VTB is seeking to recover the money and has secured a UK court order freezing part of the 10 percent stake in Rostelecom owned by Malofeyev’s fund, Marshall Capital.
Alexei Navalny, an anti-corruption activist who has emerged as a leader of opposition election protests over the past year, has accused VTB managers of questionable lending practices, while a UK judge has faulted the state bank for failing to do adequate due diligence on the deal.
VTB has rejected Navalny’s allegations as “deceitful, biased and insubstantial” and declined to comment on the fraud probe on Tuesday.
News of the searches broke the day before Rostelecom - one of four firms to win licenses to provide fourth-generation mobile services in Russia - reports quarterly results.
Shares in the firm, in which the state owns a voting stake of 53 percent, fell by as much as 4.3 percent initially but pared earlier losses to trade down 2.9 percent by 1145 GMT.
According to reports, Malofeyev has been taken into custody and Provotorov may be arrested later on Tuesday, while a lawyer for Marshall Capital was being questioned.
Police said only that they were investigating individuals suspected of defrauding a bank, adding that the case did not relate directly to Rostelecom.
In the deal that is at the heart of the investigation that has sucked in Provotorov, a company called Russagroprom bought six Russian dairy plants from Nutritek, in which Marshall Capital was a shareholder.
Russagroprom defaulted on the VTB loan and the bank later brought proceedings against Nutritek and Marshall Capital, securing a UK court order freezing part of the fund’s 10 percent stake in Rostelecom.
A prolonged investigation could affect Rostelecom’s ability to find business partners at a time when, according to financial daily Vedomosti, it is in talks with Sweden’s Tele2 to merge their Russian mobile operations.

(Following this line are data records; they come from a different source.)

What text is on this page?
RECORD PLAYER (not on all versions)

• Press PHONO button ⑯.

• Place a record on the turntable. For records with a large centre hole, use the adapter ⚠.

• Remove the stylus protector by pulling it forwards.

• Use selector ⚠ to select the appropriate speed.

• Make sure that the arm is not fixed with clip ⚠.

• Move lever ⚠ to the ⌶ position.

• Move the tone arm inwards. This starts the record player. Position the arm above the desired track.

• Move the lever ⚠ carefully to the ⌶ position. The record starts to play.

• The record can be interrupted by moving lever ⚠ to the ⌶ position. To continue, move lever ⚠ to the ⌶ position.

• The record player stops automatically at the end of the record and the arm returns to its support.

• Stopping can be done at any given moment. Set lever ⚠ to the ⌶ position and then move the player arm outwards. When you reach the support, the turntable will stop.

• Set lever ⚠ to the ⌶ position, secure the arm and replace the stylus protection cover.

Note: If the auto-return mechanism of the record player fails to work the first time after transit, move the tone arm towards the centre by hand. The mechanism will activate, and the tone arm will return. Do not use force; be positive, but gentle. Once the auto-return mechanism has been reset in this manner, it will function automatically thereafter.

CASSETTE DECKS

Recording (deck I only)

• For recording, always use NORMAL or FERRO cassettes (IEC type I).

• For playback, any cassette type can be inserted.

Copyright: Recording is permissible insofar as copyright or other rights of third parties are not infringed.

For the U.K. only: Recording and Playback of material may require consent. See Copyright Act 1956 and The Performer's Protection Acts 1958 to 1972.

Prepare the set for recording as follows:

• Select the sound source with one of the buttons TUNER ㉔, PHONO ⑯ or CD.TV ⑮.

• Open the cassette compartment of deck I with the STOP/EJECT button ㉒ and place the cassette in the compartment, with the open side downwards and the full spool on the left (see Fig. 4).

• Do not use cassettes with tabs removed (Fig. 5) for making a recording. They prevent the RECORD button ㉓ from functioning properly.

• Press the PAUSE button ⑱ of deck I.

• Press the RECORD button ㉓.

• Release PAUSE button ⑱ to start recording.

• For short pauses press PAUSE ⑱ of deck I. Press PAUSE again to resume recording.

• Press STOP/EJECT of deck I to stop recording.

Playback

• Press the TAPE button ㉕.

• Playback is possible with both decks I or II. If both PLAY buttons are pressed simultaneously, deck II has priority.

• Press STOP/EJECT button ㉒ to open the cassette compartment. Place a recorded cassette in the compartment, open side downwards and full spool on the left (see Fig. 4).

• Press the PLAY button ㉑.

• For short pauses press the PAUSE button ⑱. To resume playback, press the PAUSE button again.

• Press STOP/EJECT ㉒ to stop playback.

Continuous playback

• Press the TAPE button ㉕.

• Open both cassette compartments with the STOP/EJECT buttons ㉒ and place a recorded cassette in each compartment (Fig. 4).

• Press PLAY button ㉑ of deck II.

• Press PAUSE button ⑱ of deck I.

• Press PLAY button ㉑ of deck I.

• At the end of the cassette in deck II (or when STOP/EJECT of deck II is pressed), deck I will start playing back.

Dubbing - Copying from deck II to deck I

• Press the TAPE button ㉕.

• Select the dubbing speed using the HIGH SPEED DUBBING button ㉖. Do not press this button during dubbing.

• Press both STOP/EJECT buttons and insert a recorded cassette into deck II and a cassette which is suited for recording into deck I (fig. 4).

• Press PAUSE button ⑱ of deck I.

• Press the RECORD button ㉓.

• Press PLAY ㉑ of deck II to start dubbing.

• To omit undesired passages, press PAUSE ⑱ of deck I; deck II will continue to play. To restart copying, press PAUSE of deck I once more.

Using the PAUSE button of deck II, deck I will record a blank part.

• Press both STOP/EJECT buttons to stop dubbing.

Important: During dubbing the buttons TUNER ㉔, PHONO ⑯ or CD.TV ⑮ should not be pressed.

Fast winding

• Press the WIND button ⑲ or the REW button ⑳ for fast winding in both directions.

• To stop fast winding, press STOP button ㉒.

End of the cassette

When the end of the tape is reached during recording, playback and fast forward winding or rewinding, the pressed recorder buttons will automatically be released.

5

The latest raids come as MegaFon, Russia’s No.2 mobile phone firm, markets a $2 billion initial public offering that has met concern among some investors over standards of corporate governance at the company and in the country.
Russia ranks 117th out of 185 countries for investor protection in the World Bank’s Doing Business survey, the lowest of any of the countries in the Group of 20 leading economies.